Design, Driving, and Compensation for High-Resolution Active Matrix Displays

An approach for going towards high-resolution, uniform displays, with a high brightness range is presented. Before elaborating on this approach, general concepts for display driving and calibration are briefly touched. A design study, comparing analog and digital driving, concludes digital driving is mainly favorable for small, high-brightness displays with limited gray level accuracy, whereas other applications favor analog driving.

To enable good uniformity in AMOLED displays, compensation methods are required. Maintaining high-resolution stipulates a preference for external compensations schemes, with small pixel circuits. Two different external compensation methods are proposed, adopting a 3T2C pixel circuit, and a 2T1C pixel circuit respectively, the latter achieving current variations as low as 0.079% and showing significant improvement in optical uniformity. To increase the brightness range, allowing adequate image quality in different environments, a global dimming method is presented. Evaluating the proposed method on a test display shows promising results, i.e., maintaining image quality at different global brightness settings.

Further increasing the resolution is obtained by optimizing technology. A novel technology stack, combining two different transistor architectures in one flow, is developed. A design study confirms a further increase in resolution up to 1752 ppi is possible with current state-of-the-art tool capabilities. Furthermore, voltage drop and delay calculations validate the feasibility of the design.

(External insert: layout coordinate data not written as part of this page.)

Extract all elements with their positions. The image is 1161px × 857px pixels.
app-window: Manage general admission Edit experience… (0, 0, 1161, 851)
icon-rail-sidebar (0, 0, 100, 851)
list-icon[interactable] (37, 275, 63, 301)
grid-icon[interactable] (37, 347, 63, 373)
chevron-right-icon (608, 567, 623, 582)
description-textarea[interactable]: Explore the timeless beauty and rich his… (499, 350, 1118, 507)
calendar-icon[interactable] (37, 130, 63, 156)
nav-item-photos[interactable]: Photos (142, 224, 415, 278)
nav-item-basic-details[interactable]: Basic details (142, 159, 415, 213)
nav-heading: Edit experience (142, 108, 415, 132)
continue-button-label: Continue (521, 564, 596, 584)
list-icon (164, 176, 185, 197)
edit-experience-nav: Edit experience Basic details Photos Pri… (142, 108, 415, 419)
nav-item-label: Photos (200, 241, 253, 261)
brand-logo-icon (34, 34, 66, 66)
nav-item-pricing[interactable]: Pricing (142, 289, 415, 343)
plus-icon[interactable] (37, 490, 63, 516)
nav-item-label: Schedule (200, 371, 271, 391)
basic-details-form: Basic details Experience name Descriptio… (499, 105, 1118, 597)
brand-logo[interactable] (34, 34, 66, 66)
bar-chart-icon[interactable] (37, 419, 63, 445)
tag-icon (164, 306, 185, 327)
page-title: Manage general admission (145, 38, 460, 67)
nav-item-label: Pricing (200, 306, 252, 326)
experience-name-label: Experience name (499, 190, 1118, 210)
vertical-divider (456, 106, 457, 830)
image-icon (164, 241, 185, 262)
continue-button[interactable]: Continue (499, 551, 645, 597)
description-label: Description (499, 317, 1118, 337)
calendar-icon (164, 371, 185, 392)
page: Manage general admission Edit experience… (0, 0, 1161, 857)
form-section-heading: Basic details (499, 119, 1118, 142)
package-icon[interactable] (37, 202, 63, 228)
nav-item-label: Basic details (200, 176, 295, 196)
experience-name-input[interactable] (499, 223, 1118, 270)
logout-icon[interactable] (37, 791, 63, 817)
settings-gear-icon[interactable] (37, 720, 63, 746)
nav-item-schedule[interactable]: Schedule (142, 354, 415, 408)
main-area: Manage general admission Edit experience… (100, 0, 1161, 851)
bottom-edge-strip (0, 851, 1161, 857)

Lastly, a design approach for LED walls is presented. Due to the different nature of LED walls, compared to AMOLED displays, other aspects flare up. The inherent wavelength shift with current, and tileability are taken into account in the proposed novel pixel design comprising a current mirror to accurately set the current through the LED, gray level control by PWM, and synchronous driving circuitry to allow updating all pixels in the display module simultaneously.